The boy's father then asked that the charges he had filed against the principal and vice principal be dismissed, which they were, and took aim directly at the school board.
A June 9, 1943, Examiner story said: "A claim for $20,000 damages was filed with the board of education yesterday by George E. Troutfelt, whose 13 year old son Robert recently was given corporal punishment at Marina Junior High School."
On June 23, 1943, the Examiner reported: "The board of education yesterday denied a claim for $20,000 damages, filed by George E. Troutfelt, whose 13 year old son, Robert, was given corporal punishment at Marina Junior High School."
Sixty-seven years later, Justice Stephen Breyer published a book, "Making Our Democracy Work," in which he explained why he did not embrace an originalist interpretation of the Constitution.
"What would the public think of an Eighth Amendment (which forbids 'cruel and unusual punishments') that would permit flogging in the navy today on the grounds that flogging was common practice on eighteenth-century ships?" wrote Breyer.
"Can originalism gain the public's respect?" he asked.
"Similarly," he wrote elsewhere in the book, "the values underlying the Eighth Amendment's prohibition of 'cruel and unusual punishments' suggest that today the amendment would prohibit flogging even if many eighteenth-century Americans thought flogging was neither cruel nor unusual."
He did not address the question of corporal punishment in 20th-century San Francisco schools.

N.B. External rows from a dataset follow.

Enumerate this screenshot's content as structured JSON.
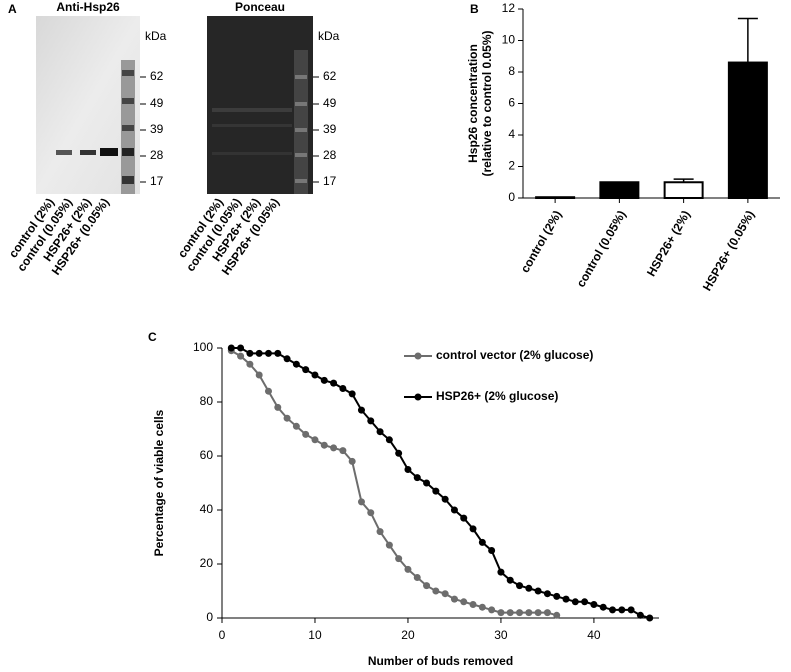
{
  "blots": {
    "label": "A",
    "panels": [
      {
        "title": "Anti-Hsp26",
        "unit": "kDa",
        "markers": [
          62,
          49,
          39,
          28,
          17
        ],
        "lanes": [
          "control (2%)",
          "control (0.05%)",
          "HSP26+ (2%)",
          "HSP26+ (0.05%)"
        ]
      },
      {
        "title": "Ponceau",
        "unit": "kDa",
        "markers": [
          62,
          49,
          39,
          28,
          17
        ],
        "lanes": [
          "control (2%)",
          "control (0.05%)",
          "HSP26+ (2%)",
          "HSP26+ (0.05%)"
        ]
      }
    ]
  },
  "chart_data": [
    {
      "type": "bar",
      "label": "B",
      "y_label": [
        "Hsp26 concentration",
        "(relative to control 0.05%)"
      ],
      "categories": [
        "control (2%)",
        "control (0.05%)",
        "HSP26+ (2%)",
        "HSP26+ (0.05%)"
      ],
      "values": [
        0.05,
        1,
        1,
        8.6
      ],
      "errors": [
        0,
        0,
        0.2,
        2.8
      ],
      "colors": [
        "#000000",
        "#000000",
        "#ffffff",
        "#000000"
      ],
      "ylim": [
        0,
        12
      ],
      "yticks": [
        0,
        2,
        4,
        6,
        8,
        10,
        12
      ]
    },
    {
      "type": "line",
      "label": "C",
      "x_label": "Number of buds removed",
      "y_label": "Percentage of viable cells",
      "xlim": [
        0,
        47
      ],
      "xticks": [
        0,
        10,
        20,
        30,
        40
      ],
      "ylim": [
        0,
        100
      ],
      "yticks": [
        0,
        20,
        40,
        60,
        80,
        100
      ],
      "series": [
        {
          "name": "control vector (2% glucose)",
          "color": "#6d6d6d",
          "x": [
            1,
            2,
            3,
            4,
            5,
            6,
            7,
            8,
            9,
            10,
            11,
            12,
            13,
            14,
            15,
            16,
            17,
            18,
            19,
            20,
            21,
            22,
            23,
            24,
            25,
            26,
            27,
            28,
            29,
            30,
            31,
            32,
            33,
            34,
            35,
            36
          ],
          "values": [
            99,
            97,
            94,
            90,
            84,
            78,
            74,
            71,
            68,
            66,
            64,
            63,
            62,
            58,
            43,
            39,
            32,
            27,
            22,
            18,
            15,
            12,
            10,
            9,
            7,
            6,
            5,
            4,
            3,
            2,
            2,
            2,
            2,
            2,
            2,
            1
          ]
        },
        {
          "name": "HSP26+ (2% glucose)",
          "color": "#000000",
          "x": [
            1,
            2,
            3,
            4,
            5,
            6,
            7,
            8,
            9,
            10,
            11,
            12,
            13,
            14,
            15,
            16,
            17,
            18,
            19,
            20,
            21,
            22,
            23,
            24,
            25,
            26,
            27,
            28,
            29,
            30,
            31,
            32,
            33,
            34,
            35,
            36,
            37,
            38,
            39,
            40,
            41,
            42,
            43,
            44,
            45,
            46
          ],
          "values": [
            100,
            100,
            98,
            98,
            98,
            98,
            96,
            94,
            92,
            90,
            88,
            87,
            85,
            83,
            77,
            73,
            69,
            66,
            61,
            55,
            52,
            50,
            47,
            44,
            40,
            37,
            33,
            28,
            25,
            17,
            14,
            12,
            11,
            10,
            9,
            8,
            7,
            6,
            6,
            5,
            4,
            3,
            3,
            3,
            1,
            0
          ]
        }
      ]
    }
  ]
}
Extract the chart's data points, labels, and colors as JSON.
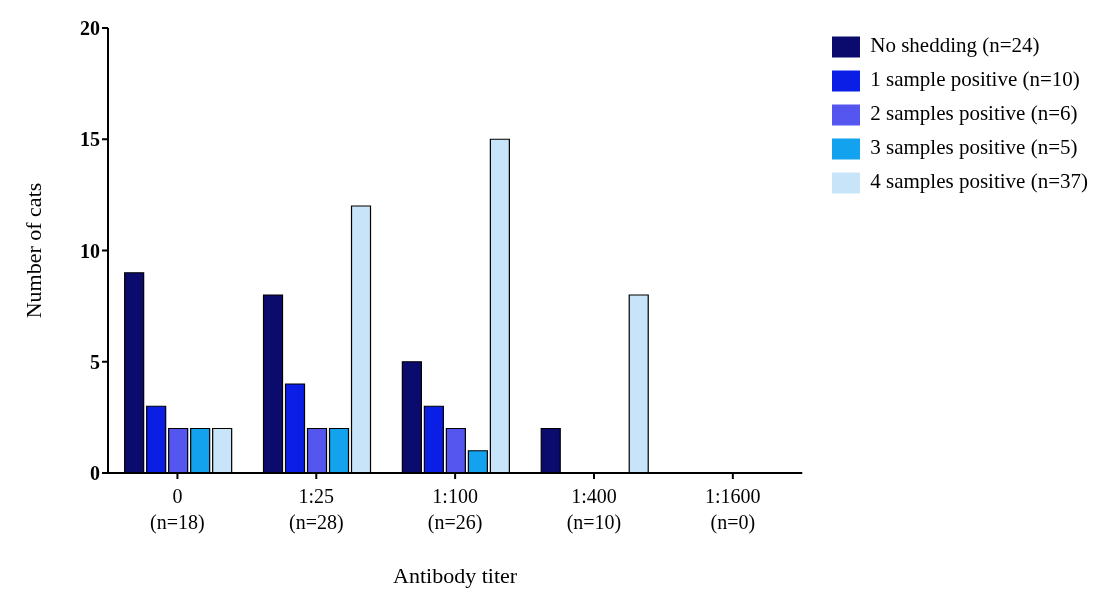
{
  "chart_data": {
    "type": "bar",
    "xlabel": "Antibody titer",
    "ylabel": "Number of cats",
    "categories": [
      "0\n(n=18)",
      "1:25\n(n=28)",
      "1:100\n(n=26)",
      "1:400\n(n=10)",
      "1:1600\n(n=0)"
    ],
    "series": [
      {
        "name": "No shedding (n=24)",
        "color": "#0b0b6e",
        "values": [
          9,
          8,
          5,
          2,
          0
        ]
      },
      {
        "name": "1 sample positive (n=10)",
        "color": "#0a1ee6",
        "values": [
          3,
          4,
          3,
          0,
          0
        ]
      },
      {
        "name": "2 samples positive (n=6)",
        "color": "#5555f0",
        "values": [
          2,
          2,
          2,
          0,
          0
        ]
      },
      {
        "name": "3 samples positive (n=5)",
        "color": "#12a2ee",
        "values": [
          2,
          2,
          1,
          0,
          0
        ]
      },
      {
        "name": "4 samples positive (n=37)",
        "color": "#c8e4f8",
        "values": [
          2,
          12,
          15,
          8,
          0
        ]
      }
    ],
    "ylim": [
      0,
      20
    ],
    "yticks": [
      0,
      5,
      10,
      15,
      20
    ],
    "grid": false,
    "legend": "top right"
  }
}
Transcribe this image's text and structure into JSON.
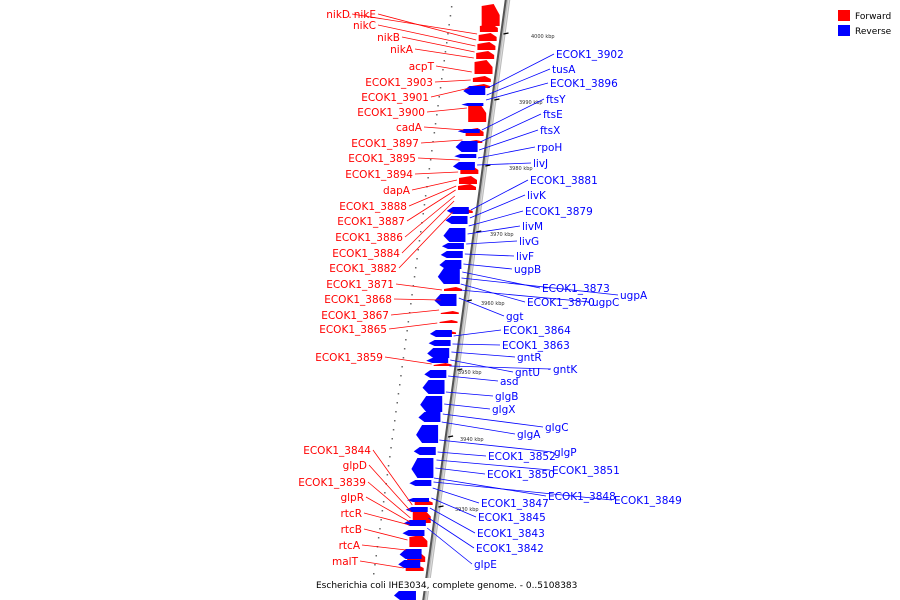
{
  "colors": {
    "forward": "#ff0000",
    "reverse": "#0000ff",
    "axis": "#888888"
  },
  "legend": {
    "forward": "Forward",
    "reverse": "Reverse"
  },
  "caption": "Escherichia coli IHE3034, complete genome. - 0..5108383",
  "ticks": [
    "4000 kbp",
    "3990 kbp",
    "3980 kbp",
    "3970 kbp",
    "3960 kbp",
    "3950 kbp",
    "3940 kbp",
    "3930 kbp"
  ],
  "forward_genes": [
    "nikD",
    "nikE",
    "nikC",
    "nikB",
    "nikA",
    "acpT",
    "ECOK1_3903",
    "ECOK1_3901",
    "ECOK1_3900",
    "cadA",
    "ECOK1_3897",
    "ECOK1_3895",
    "ECOK1_3894",
    "dapA",
    "ECOK1_3888",
    "ECOK1_3887",
    "ECOK1_3886",
    "ECOK1_3884",
    "ECOK1_3882",
    "ECOK1_3871",
    "ECOK1_3868",
    "ECOK1_3867",
    "ECOK1_3865",
    "ECOK1_3859",
    "ECOK1_3844",
    "glpD",
    "ECOK1_3839",
    "glpR",
    "rtcR",
    "rtcB",
    "rtcA",
    "malT"
  ],
  "reverse_genes": [
    "ECOK1_3902",
    "tusA",
    "ECOK1_3896",
    "ftsY",
    "ftsE",
    "ftsX",
    "rpoH",
    "livJ",
    "ECOK1_3881",
    "livK",
    "ECOK1_3879",
    "livM",
    "livG",
    "livF",
    "ugpB",
    "ECOK1_3873",
    "ugpA",
    "ECOK1_3870",
    "ugpC",
    "ggt",
    "ECOK1_3864",
    "ECOK1_3863",
    "gntR",
    "gntU",
    "gntK",
    "asd",
    "glgB",
    "glgX",
    "glgC",
    "glgA",
    "glgP",
    "ECOK1_3852",
    "ECOK1_3851",
    "ECOK1_3850",
    "ECOK1_3848",
    "ECOK1_3849",
    "ECOK1_3847",
    "ECOK1_3845",
    "ECOK1_3843",
    "ECOK1_3842",
    "glpE"
  ]
}
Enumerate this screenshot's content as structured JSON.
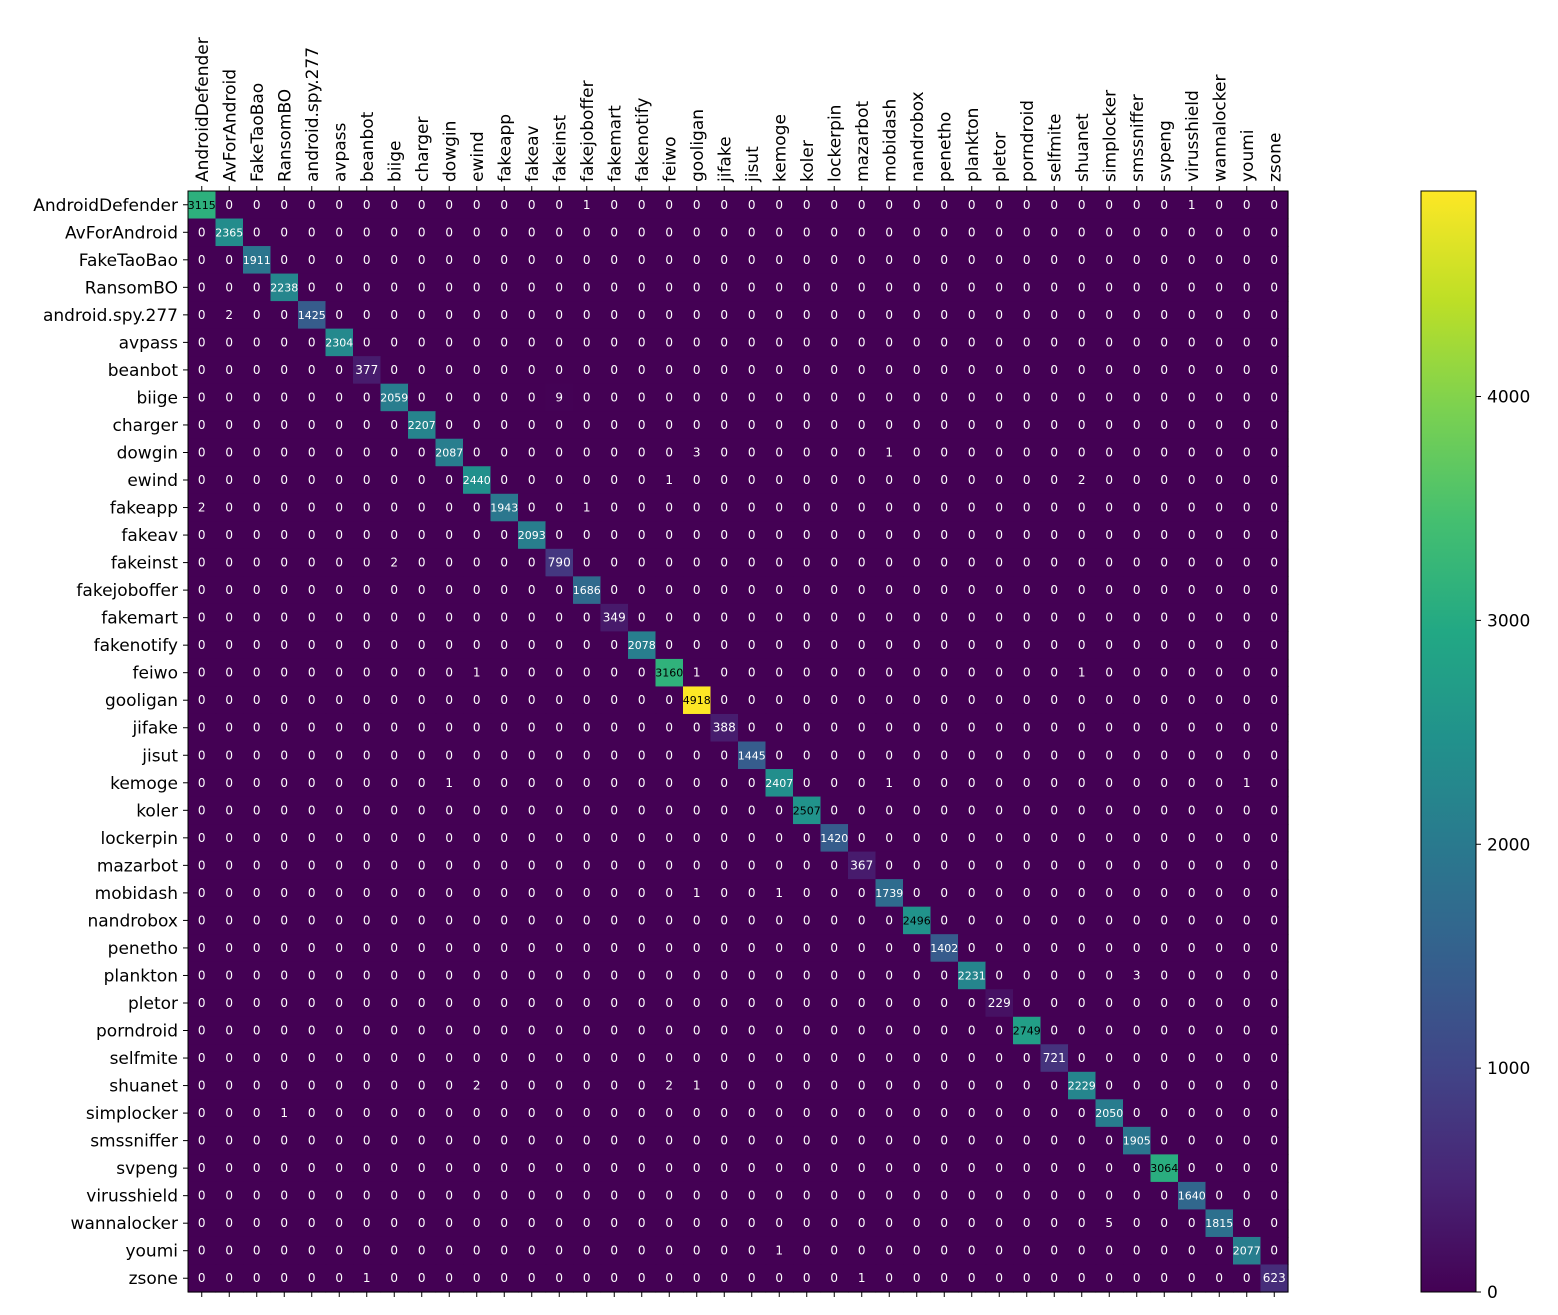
{
  "chart_data": {
    "type": "heatmap",
    "title": "",
    "xlabel": "",
    "ylabel": "",
    "labels": [
      "AndroidDefender",
      "AvForAndroid",
      "FakeTaoBao",
      "RansomBO",
      "android.spy.277",
      "avpass",
      "beanbot",
      "biige",
      "charger",
      "dowgin",
      "ewind",
      "fakeapp",
      "fakeav",
      "fakeinst",
      "fakejoboffer",
      "fakemart",
      "fakenotify",
      "feiwo",
      "gooligan",
      "jifake",
      "jisut",
      "kemoge",
      "koler",
      "lockerpin",
      "mazarbot",
      "mobidash",
      "nandrobox",
      "penetho",
      "plankton",
      "pletor",
      "porndroid",
      "selfmite",
      "shuanet",
      "simplocker",
      "smssniffer",
      "svpeng",
      "virusshield",
      "wannalocker",
      "youmi",
      "zsone"
    ],
    "x_tick_position": "top",
    "diagonal": [
      3115,
      2365,
      1911,
      2238,
      1425,
      2304,
      377,
      2059,
      2207,
      2087,
      2440,
      1943,
      2093,
      790,
      1686,
      349,
      2078,
      3160,
      4918,
      388,
      1445,
      2407,
      2507,
      1420,
      367,
      1739,
      2496,
      1402,
      2231,
      229,
      2749,
      721,
      2229,
      2050,
      1905,
      3064,
      1640,
      1815,
      2077,
      623
    ],
    "off_diagonal": [
      {
        "row": 0,
        "col": 14,
        "value": 1
      },
      {
        "row": 0,
        "col": 36,
        "value": 1
      },
      {
        "row": 4,
        "col": 1,
        "value": 2
      },
      {
        "row": 7,
        "col": 13,
        "value": 9
      },
      {
        "row": 9,
        "col": 18,
        "value": 3
      },
      {
        "row": 9,
        "col": 25,
        "value": 1
      },
      {
        "row": 10,
        "col": 17,
        "value": 1
      },
      {
        "row": 10,
        "col": 32,
        "value": 2
      },
      {
        "row": 11,
        "col": 0,
        "value": 2
      },
      {
        "row": 11,
        "col": 14,
        "value": 1
      },
      {
        "row": 13,
        "col": 7,
        "value": 2
      },
      {
        "row": 17,
        "col": 10,
        "value": 1
      },
      {
        "row": 17,
        "col": 18,
        "value": 1
      },
      {
        "row": 17,
        "col": 32,
        "value": 1
      },
      {
        "row": 21,
        "col": 9,
        "value": 1
      },
      {
        "row": 21,
        "col": 25,
        "value": 1
      },
      {
        "row": 21,
        "col": 38,
        "value": 1
      },
      {
        "row": 25,
        "col": 18,
        "value": 1
      },
      {
        "row": 25,
        "col": 21,
        "value": 1
      },
      {
        "row": 28,
        "col": 34,
        "value": 3
      },
      {
        "row": 32,
        "col": 10,
        "value": 2
      },
      {
        "row": 32,
        "col": 17,
        "value": 2
      },
      {
        "row": 32,
        "col": 18,
        "value": 1
      },
      {
        "row": 33,
        "col": 3,
        "value": 1
      },
      {
        "row": 37,
        "col": 33,
        "value": 5
      },
      {
        "row": 38,
        "col": 21,
        "value": 1
      },
      {
        "row": 39,
        "col": 6,
        "value": 1
      },
      {
        "row": 39,
        "col": 24,
        "value": 1
      }
    ],
    "colorbar": {
      "colormap": "viridis",
      "range": [
        0,
        4918
      ],
      "ticks": [
        0,
        1000,
        2000,
        3000,
        4000
      ]
    },
    "text_colors": {
      "light": "#ffffff",
      "dark": "#000000"
    },
    "grid": false
  }
}
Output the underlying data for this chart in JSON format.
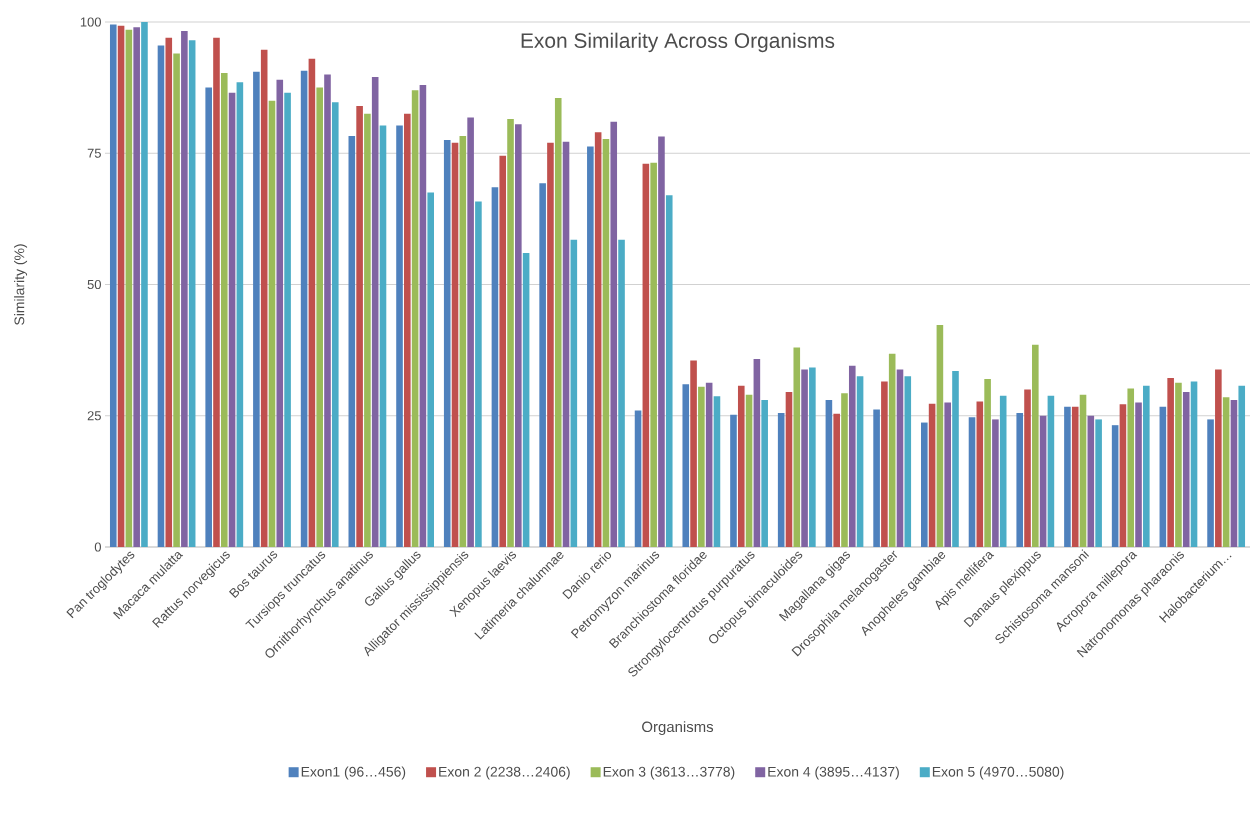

But in the case of Stenberg v. Carhart, which the court decided in 2000, he did address a Nebraska law that prohibited "an abortion procedure in which the person performing the abortion partially delivers vaginally a living unborn child before killing the unborn child and completing the delivery."
"We hold that this statute violates the Constitution," Breyer wrote in the 5-4 opinion of the court.
History will remember him for claiming that killing a partially born child was a constitutional right.